In Nigeria, avoiding a shot could mean going to jail
As Bill Gates unveiled his plan this week to rid the world of polio, health officials in the northern Nigerian state of Kano announced their own assault on the disease. "The government will henceforth arrest and prosecute any parent that refuses to allow health workers to vaccinate his child against child-killer diseases, particularly polio," said a health ministry official.
This news, which was announced at the outset of the government's four-day vaccination campaign targeting six million children, marks a shift in government policy toward immunization programs in the north of the country. Nigeria's polio vaccination program stalled for more than a year after Muslim leaders raised doubts over the inoculations' safety in the summer of 2003 -- resulting in bans issued by some northern state governments....
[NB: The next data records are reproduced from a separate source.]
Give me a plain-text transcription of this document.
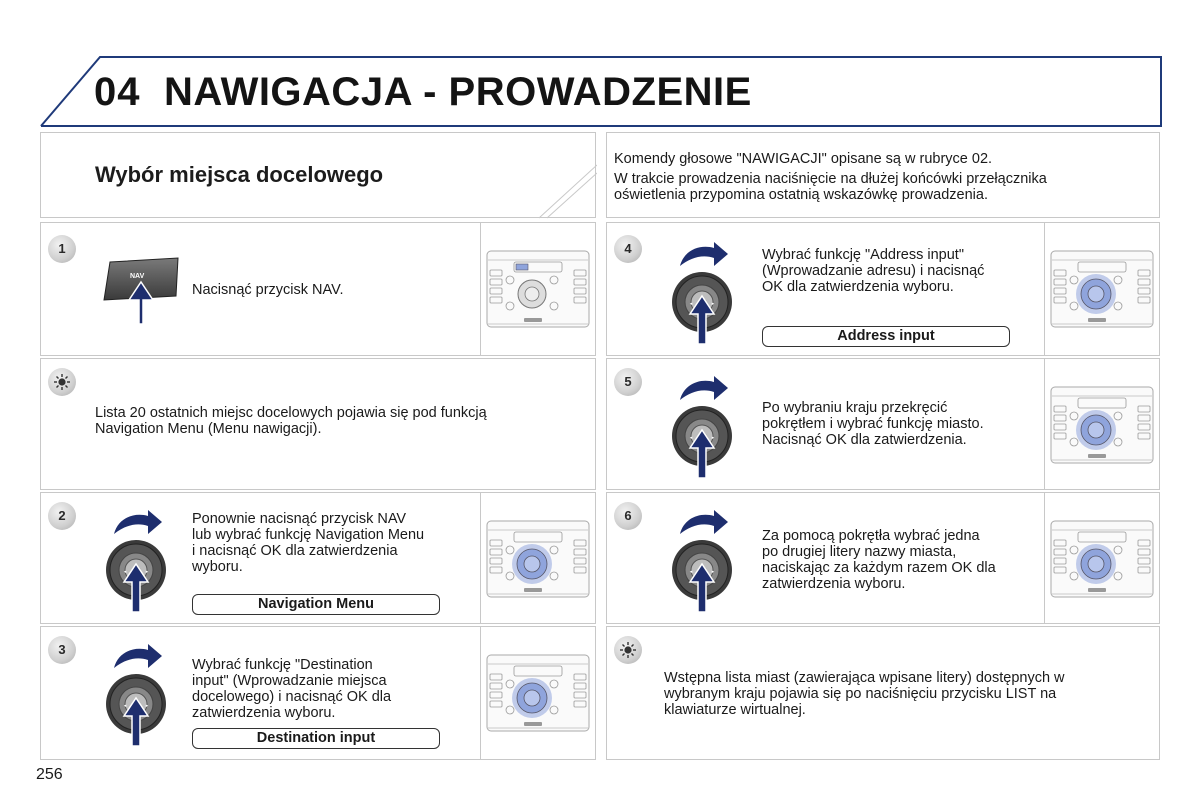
04 NAWIGACJA - PROWADZENIE
Wybór miejsca docelowego
Komendy głosowe "NAWIGACJI" opisane są w rubryce 02.
W trakcie prowadzenia naciśnięcie na dłużej końcówki przełącznika
oświetlenia przypomina ostatnią wskazówkę prowadzenia.
1
2
3
4
5
6
NAV
Nacisnąć przycisk NAV.
Lista 20 ostatnich miejsc docelowych pojawia się pod funkcją
Navigation Menu (Menu nawigacji).
◂	▸
◂	▸
◂	▸
◂	▸
◂	▸
Ponownie nacisnąć przycisk NAV
lub wybrać funkcję Navigation Menu
i nacisnąć OK dla zatwierdzenia
wyboru.
Navigation Menu
Wybrać funkcję "Destination
input" (Wprowadzanie miejsca
docelowego) i nacisnąć OK dla
zatwierdzenia wyboru.
Destination input
Wybrać funkcję "Address input"
(Wprowadzanie adresu) i nacisnąć
OK dla zatwierdzenia wyboru.
Address input
Po wybraniu kraju przekręcić
pokrętłem i wybrać funkcję miasto.
Nacisnąć OK dla zatwierdzenia.
Za pomocą pokrętła wybrać jedna
po drugiej litery nazwy miasta,
naciskając za każdym razem OK dla
zatwierdzenia wyboru.
Wstępna lista miast (zawierająca wpisane litery) dostępnych w
wybranym kraju pojawia się po naciśnięciu przycisku LIST na
klawiaturze wirtualnej.
256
I'm not familiar with every vaccination law in the world, but this seems like a first to me. If not a first, at least an exception to the norm. I don't like this more coercive approach. If you have enough resistance to a policy that you feel you need to threaten jail time, then actually making that threat -- and following through on it -- seems likely to breed more resistance.
I think governments can and should both incentivize vaccination and make it difficult to avoid without a really good reason. Any government policy should make it easier to get vaccinated against childhood diseases than avoid vaccination, because having a fully-vaccinated population is a classic public good. I like the fact that most states in the US have opt-out provisions for religious objections to vaccination, but I also think that states should not design a policy such that getting that exemption is simpler -- in terms of time and money -- than getting a child vaccinated, as is the case in many states.
But threatening to throw parents in jail? Way too heavy-handed to me, and too likely to backfire.